Those who know me or who have been reading this column for a while know that I am on a bit of a quest to climb as many of Colorado’s 14,000-foot mountains as possible. My oldest son, Caleb, and I have summited 37 “fourteeners” together, some with other family members. My wife, Beth, would be quick to tell you she’s been to the top of six of them with us.
On some of these more challenging hikes, it’s even possible to climb more than one fourteener in a day. Peaks are often joined by a ridge called a saddle. From the first fourteener summit I can descend several hundred feet down the saddle and then climb on up to the second summit.
The saddle is one of my favorite places to hike. Suspended between two giant mountains, my view is framed by majesty to the left and right. Looking out between them, it feels like I can see the entire world.
A saddle between summits is also a place to exercise great caution. The ridge is often narrow, with only one safe path and with steep, potentially deadly drop-offs in either direction. Saddles can also be windy, requiring both balance and focus. Still, there are few views of the world more inspiring than a saddle between two summits.
As a family of autonomous yet cooperating Baptist churches, we too travel a saddle between two summits.
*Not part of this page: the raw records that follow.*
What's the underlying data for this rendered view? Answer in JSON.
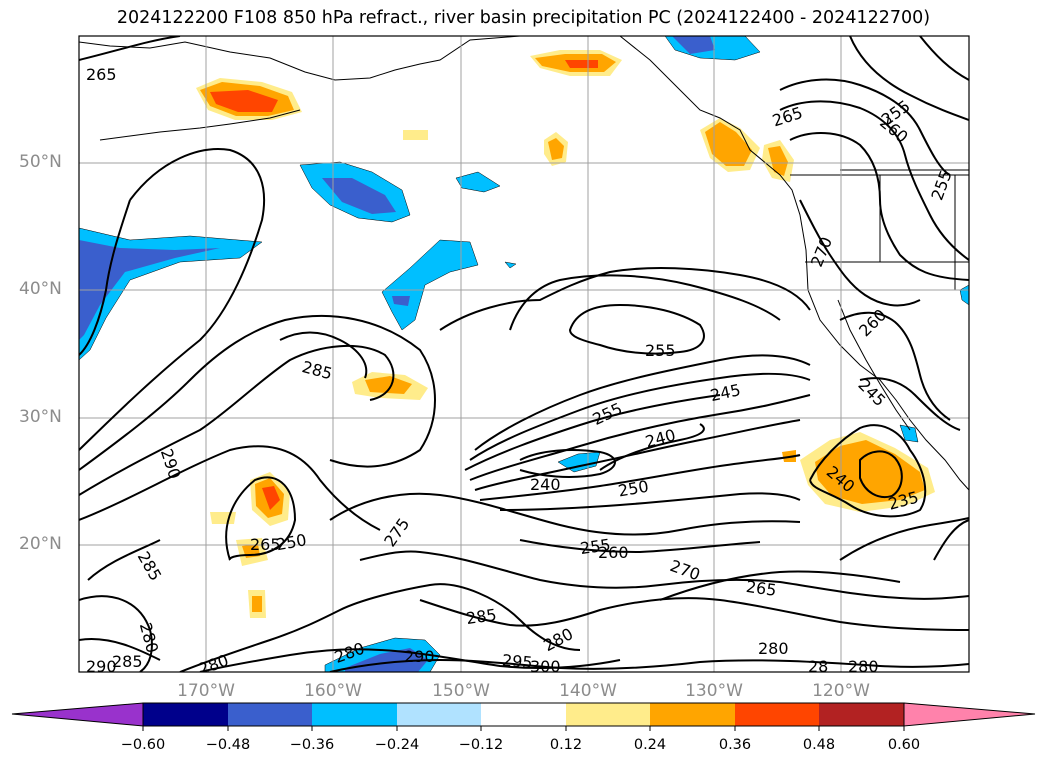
{
  "title": "2024122200 F108 850 hPa refract., river basin precipitation PC (2024122400 - 2024122700)",
  "lat_labels": [
    "50°N",
    "40°N",
    "30°N",
    "20°N"
  ],
  "lon_labels": [
    "170°W",
    "160°W",
    "150°W",
    "140°W",
    "130°W",
    "120°W"
  ],
  "colorbar": {
    "ticks": [
      "−0.60",
      "−0.48",
      "−0.36",
      "−0.24",
      "−0.12",
      "0.12",
      "0.24",
      "0.36",
      "0.48",
      "0.60"
    ],
    "colors": [
      "#9932cc",
      "#00008b",
      "#3a5fcd",
      "#00bfff",
      "#b0e2ff",
      "#ffffff",
      "#ffec8b",
      "#ffa500",
      "#ff4500",
      "#b22222",
      "#ff82ab"
    ]
  },
  "contour_labels": [
    {
      "text": "265"
    },
    {
      "text": "265"
    },
    {
      "text": "255"
    },
    {
      "text": "260"
    },
    {
      "text": "255"
    },
    {
      "text": "270"
    },
    {
      "text": "260"
    },
    {
      "text": "285"
    },
    {
      "text": "255"
    },
    {
      "text": "245"
    },
    {
      "text": "255"
    },
    {
      "text": "245"
    },
    {
      "text": "240"
    },
    {
      "text": "290"
    },
    {
      "text": "240"
    },
    {
      "text": "250"
    },
    {
      "text": "240"
    },
    {
      "text": "235"
    },
    {
      "text": "275"
    },
    {
      "text": "265"
    },
    {
      "text": "250"
    },
    {
      "text": "255"
    },
    {
      "text": "260"
    },
    {
      "text": "285"
    },
    {
      "text": "270"
    },
    {
      "text": "265"
    },
    {
      "text": "285"
    },
    {
      "text": "280"
    },
    {
      "text": "280"
    },
    {
      "text": "280"
    },
    {
      "text": "280"
    },
    {
      "text": "290"
    },
    {
      "text": "295"
    },
    {
      "text": "300"
    },
    {
      "text": "285"
    },
    {
      "text": "290"
    },
    {
      "text": "280"
    },
    {
      "text": "28"
    },
    {
      "text": "280"
    }
  ]
}
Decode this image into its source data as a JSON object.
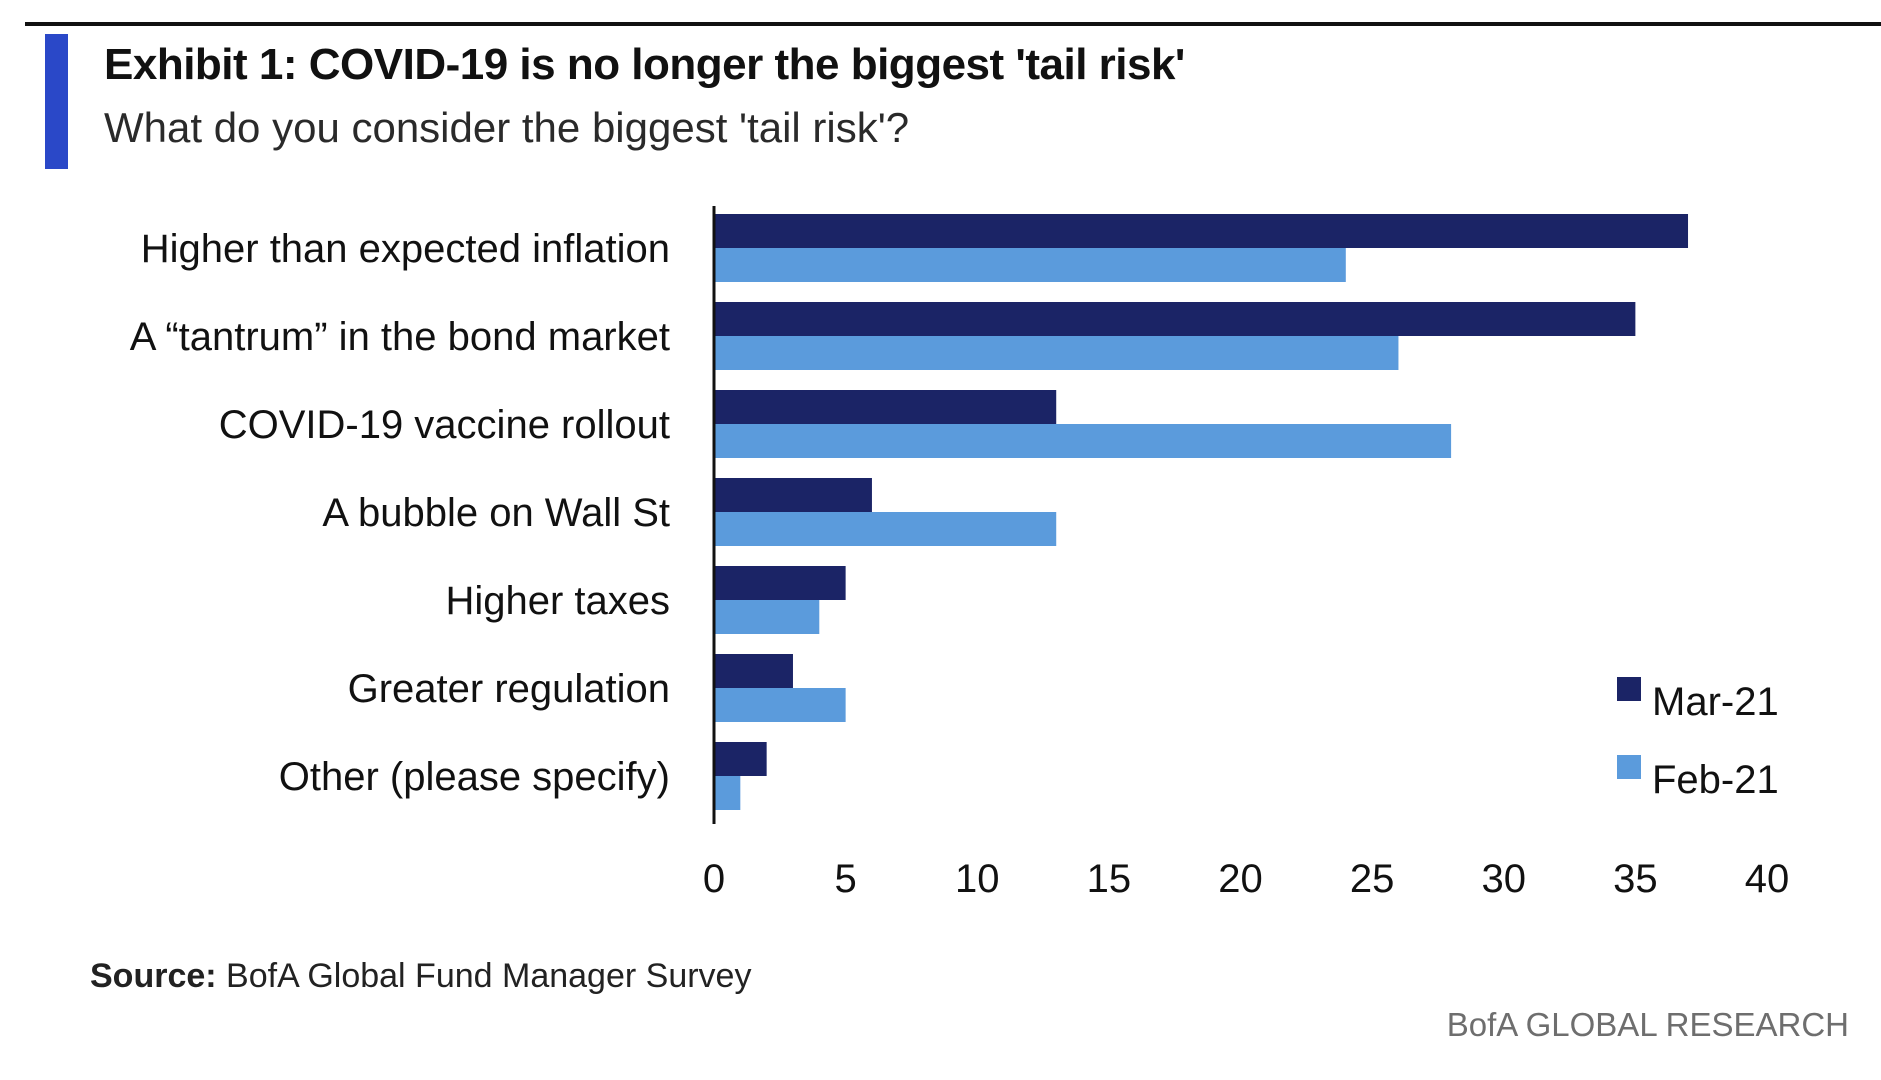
{
  "header": {
    "title": "Exhibit 1: COVID-19 is no longer the biggest 'tail risk'",
    "subtitle": "What do you consider the biggest 'tail risk'?"
  },
  "footer": {
    "source_label": "Source:",
    "source_text": "BofA Global Fund Manager Survey",
    "brand": "BofA GLOBAL RESEARCH"
  },
  "colors": {
    "accent": "#2a48c8",
    "mar21": "#1b2466",
    "feb21": "#5b9bdc"
  },
  "chart_data": {
    "type": "bar",
    "orientation": "horizontal",
    "title": "Exhibit 1: COVID-19 is no longer the biggest 'tail risk'",
    "subtitle": "What do you consider the biggest 'tail risk'?",
    "categories": [
      "Higher than expected inflation",
      "A “tantrum” in the bond market",
      "COVID-19 vaccine rollout",
      "A bubble on Wall St",
      "Higher taxes",
      "Greater regulation",
      "Other (please specify)"
    ],
    "series": [
      {
        "name": "Mar-21",
        "color": "#1b2466",
        "values": [
          37,
          35,
          13,
          6,
          5,
          3,
          2
        ]
      },
      {
        "name": "Feb-21",
        "color": "#5b9bdc",
        "values": [
          24,
          26,
          28,
          13,
          4,
          5,
          1
        ]
      }
    ],
    "xlim": [
      0,
      40
    ],
    "xticks": [
      0,
      5,
      10,
      15,
      20,
      25,
      30,
      35,
      40
    ],
    "xlabel": "",
    "ylabel": "",
    "grid": false,
    "legend_position": "bottom-right"
  }
}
One of those summits is the biblical unity that is expressed doctrinally in our simple but profound statement of faith called The Baptist Faith and Message. The other summit is the missional cooperation that is expressed tangibly in our Cooperative Program commitment to fulfilling the Great Commission, together.
Last month in Memphis, Tennessee, I attended a national gathering celebrating the 100th Anniversary of these summits. Both were established on May 13, 1925 by messengers to the Southern Baptist Convention that met there in Memphis. Since then, The Baptist Faith and Message has been rarely but faithfully updated to apply the Bible’s truth to pressing issues of the day. And since then, the Cooperative Program has provided the channel for faithful Baptists to invest more than $20 billion dollars in taking the gospel to the world.
My great grandparents were among the first to benefit from the clarity of The Baptist Faith and Message, and to give to worldwide missions through the Cooperative Program. Now my grandchildren are starting to learn about the Bible, and about missions. And whether your Baptist heritage is multi-generational or just beginning, we stand in this saddle together. For our generation, we are faced with the question of whether we will continue to stand firm and balanced in both biblical unity and missional cooperation.
It’s from this saddle that we can see the importance and beauty of both summits. If we compromise biblical unity on the core doctrines of our biblical faith simply to invite others into the mission, we risk diluting the gospel message or making disciples that are shallow or even biblically errant.
Yet if we focus too narrowly on secondary issues that are open to honest and varied biblical interpretation, we risk division into smaller and smaller doctrinal camps, and missional cooperation will suffer. Fewer people will hear the gospel in fewer places.
While traveling this saddle together means walking a narrow path carefully and with balance, and while the tempting winds of compromise or division may blow, right here between the two summits of biblical unity and missional cooperation is where we belong. It’s here that God gives us the best view possible of a lost world, and then it’s there he bids us go, together.